“Occupation” is quickly becoming a buzzword around San Francisco.
More than two dozen people stormed the vacant Cathedral Hill Hotel on Monday night intending to occupy the building in the name of homelessness. And for the past several weeks, people aligned with Occupy SF have taken up residence outside the Federal Reserve on Market Street to protest financial institutions and the wealthy.
The group known as Homes Not Jails, a squatter collective, said the Cathedral Hill occupation is intended to increase awareness that there are more vacant buildings than homeless people in San Francisco. Later Monday, several more buildings on Geary Boulevard were taken over.
“There are over 30,000 unoccupied homes in San Francisco and more than 10,000 homeless,” said Abdullah Malik, a member of Homes Not Jails.
Malik was one of nearly 50 people who marched from the Civic Center to the former hotel site.
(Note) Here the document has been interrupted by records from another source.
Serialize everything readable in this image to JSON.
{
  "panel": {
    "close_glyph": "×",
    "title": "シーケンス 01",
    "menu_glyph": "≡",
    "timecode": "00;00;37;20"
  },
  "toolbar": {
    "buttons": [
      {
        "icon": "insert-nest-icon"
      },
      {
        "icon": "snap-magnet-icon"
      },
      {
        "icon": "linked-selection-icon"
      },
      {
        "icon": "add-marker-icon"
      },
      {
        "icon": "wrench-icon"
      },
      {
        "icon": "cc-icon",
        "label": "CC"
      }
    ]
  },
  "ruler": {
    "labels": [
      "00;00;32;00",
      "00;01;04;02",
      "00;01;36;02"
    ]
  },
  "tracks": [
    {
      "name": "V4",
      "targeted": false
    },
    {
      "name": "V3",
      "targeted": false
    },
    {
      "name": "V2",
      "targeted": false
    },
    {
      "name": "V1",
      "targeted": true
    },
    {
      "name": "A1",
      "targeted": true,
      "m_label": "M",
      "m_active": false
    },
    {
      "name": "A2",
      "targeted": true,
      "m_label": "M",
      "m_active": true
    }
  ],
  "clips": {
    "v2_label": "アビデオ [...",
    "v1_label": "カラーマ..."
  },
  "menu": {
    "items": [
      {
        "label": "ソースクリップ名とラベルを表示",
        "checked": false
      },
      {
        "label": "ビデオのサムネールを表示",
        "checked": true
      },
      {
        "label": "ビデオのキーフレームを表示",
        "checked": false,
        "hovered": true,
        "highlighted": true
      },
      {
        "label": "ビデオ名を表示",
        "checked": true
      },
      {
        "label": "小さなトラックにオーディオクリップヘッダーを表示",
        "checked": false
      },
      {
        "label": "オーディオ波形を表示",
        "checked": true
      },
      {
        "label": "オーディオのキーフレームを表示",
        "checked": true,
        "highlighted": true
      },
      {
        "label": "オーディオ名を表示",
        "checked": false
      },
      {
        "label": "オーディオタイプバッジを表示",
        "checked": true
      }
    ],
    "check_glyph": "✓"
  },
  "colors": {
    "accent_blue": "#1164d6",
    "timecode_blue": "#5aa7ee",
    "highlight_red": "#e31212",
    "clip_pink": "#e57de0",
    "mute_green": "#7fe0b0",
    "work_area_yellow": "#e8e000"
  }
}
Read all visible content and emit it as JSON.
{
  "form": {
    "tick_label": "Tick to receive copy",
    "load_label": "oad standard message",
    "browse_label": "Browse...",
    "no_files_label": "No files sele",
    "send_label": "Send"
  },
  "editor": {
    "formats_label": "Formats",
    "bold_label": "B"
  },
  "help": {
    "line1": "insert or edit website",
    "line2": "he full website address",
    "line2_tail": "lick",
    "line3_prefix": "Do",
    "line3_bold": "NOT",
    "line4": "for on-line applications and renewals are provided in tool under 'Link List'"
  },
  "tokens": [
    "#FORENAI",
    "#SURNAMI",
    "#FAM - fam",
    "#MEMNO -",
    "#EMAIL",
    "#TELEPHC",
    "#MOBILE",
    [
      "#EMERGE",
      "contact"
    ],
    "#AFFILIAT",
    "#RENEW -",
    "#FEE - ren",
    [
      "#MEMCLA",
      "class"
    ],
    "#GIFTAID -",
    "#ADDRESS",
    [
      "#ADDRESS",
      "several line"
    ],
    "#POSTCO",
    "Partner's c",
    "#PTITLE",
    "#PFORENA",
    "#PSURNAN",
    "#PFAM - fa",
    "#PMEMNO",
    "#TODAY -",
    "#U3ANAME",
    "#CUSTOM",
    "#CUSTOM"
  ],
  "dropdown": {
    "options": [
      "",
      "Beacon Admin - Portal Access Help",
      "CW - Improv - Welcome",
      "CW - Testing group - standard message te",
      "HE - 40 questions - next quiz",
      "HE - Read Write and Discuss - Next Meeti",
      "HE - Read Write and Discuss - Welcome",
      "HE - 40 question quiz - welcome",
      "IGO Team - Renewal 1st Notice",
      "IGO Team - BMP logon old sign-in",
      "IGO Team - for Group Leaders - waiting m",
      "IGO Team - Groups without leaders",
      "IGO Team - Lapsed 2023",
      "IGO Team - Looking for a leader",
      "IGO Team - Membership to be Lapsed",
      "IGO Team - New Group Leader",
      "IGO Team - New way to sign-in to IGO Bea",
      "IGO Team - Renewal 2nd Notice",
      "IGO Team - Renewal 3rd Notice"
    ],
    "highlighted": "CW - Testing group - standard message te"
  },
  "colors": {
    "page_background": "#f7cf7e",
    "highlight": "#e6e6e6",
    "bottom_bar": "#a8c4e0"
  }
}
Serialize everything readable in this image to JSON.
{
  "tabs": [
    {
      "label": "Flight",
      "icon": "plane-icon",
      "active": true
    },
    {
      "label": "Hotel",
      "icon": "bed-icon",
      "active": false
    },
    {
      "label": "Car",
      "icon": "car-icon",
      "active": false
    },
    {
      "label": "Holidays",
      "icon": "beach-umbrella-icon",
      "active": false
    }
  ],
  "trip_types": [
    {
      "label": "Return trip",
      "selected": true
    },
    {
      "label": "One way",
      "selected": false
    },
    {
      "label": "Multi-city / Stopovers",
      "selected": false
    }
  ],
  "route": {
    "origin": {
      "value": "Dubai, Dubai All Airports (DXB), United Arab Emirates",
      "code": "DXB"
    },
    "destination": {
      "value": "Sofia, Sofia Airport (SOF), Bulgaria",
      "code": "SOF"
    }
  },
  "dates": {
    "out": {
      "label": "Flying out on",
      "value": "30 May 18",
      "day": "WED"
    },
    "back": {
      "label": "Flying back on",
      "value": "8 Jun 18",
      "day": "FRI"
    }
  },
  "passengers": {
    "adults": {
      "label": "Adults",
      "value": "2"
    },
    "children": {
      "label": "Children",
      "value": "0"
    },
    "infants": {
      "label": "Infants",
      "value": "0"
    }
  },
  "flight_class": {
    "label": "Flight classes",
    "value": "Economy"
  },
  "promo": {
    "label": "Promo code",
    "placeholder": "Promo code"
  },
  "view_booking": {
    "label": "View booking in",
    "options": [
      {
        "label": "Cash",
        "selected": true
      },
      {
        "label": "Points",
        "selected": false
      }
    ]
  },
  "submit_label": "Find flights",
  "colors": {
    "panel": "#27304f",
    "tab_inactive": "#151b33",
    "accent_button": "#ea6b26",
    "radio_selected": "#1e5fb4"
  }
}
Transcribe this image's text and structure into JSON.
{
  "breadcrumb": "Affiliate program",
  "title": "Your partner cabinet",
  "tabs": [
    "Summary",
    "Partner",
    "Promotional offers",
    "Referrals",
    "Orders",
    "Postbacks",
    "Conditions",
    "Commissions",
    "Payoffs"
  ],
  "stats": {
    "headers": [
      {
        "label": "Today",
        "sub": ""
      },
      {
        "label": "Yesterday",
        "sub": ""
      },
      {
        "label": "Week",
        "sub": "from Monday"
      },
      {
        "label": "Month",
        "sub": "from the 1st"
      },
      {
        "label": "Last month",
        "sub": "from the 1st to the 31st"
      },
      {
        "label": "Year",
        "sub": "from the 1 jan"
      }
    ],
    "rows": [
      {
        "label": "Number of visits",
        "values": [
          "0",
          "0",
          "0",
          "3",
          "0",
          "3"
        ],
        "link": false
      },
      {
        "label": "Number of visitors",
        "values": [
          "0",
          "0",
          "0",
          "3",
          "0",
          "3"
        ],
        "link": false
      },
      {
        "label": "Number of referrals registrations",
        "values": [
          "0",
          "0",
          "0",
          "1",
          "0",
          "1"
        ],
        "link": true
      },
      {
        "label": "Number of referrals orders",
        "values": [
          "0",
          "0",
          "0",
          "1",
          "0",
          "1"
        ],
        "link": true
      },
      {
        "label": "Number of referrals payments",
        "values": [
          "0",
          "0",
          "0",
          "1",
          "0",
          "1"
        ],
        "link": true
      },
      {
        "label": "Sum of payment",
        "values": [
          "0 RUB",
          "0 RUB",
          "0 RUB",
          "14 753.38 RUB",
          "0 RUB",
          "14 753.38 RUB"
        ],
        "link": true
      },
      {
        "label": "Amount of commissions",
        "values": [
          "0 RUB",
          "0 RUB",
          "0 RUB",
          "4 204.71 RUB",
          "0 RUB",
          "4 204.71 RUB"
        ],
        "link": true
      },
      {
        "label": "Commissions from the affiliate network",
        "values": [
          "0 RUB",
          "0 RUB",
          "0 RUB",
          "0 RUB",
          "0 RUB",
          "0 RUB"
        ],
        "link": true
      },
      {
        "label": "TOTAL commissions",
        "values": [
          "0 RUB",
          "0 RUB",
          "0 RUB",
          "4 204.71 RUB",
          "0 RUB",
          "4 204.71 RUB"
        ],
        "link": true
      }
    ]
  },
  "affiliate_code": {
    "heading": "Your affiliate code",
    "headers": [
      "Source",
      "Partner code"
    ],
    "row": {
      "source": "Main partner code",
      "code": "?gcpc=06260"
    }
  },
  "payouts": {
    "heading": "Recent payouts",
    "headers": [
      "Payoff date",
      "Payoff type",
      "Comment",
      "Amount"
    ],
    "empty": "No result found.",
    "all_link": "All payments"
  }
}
The group used bolt cutters to open a gate that surrounded the hotel. Two dozen people stormed inside, running in several directions. People hung signs on the hotel’s former marquee that read, “Occupy Everything” and “Homes Not Jails.”
One organizer who intended to stay at the property overnight said he wanted to see what a building with 600 unoccupied beds looked like.
The hotel was vacated in October 2009. California Pacific Medical Center owns the property and plans to build a new $1.7 billion hospital.
Kevin McCormack, a spokesman for California Pacific, said he understands there is a need for affordable housing in San Francisco, but Monday there was more concern for safety.
“It’s pretty empty in there,” McCormack said. “A lot of fixtures and things have been taken out. They’re going up on the roof and it can be unstable; that’s a concern.”
Following a brief confrontation with private security at the hotel site, protesters went to 1030 Geary Blvd., less than a block away. The three-story white structure was once the Charles Hotel, a single-room-occupancy property. Several police officers followed the group, but did not intervene.
At 8:15 p.m., Homes Not Jails posted on its website that 1020 and 1034-1036 Geary Blvd. also had been occupied.
Last year in a similar movement, the Creative Housing Liberation took over the former Leslie Hotel at Eddy and Larkin streets.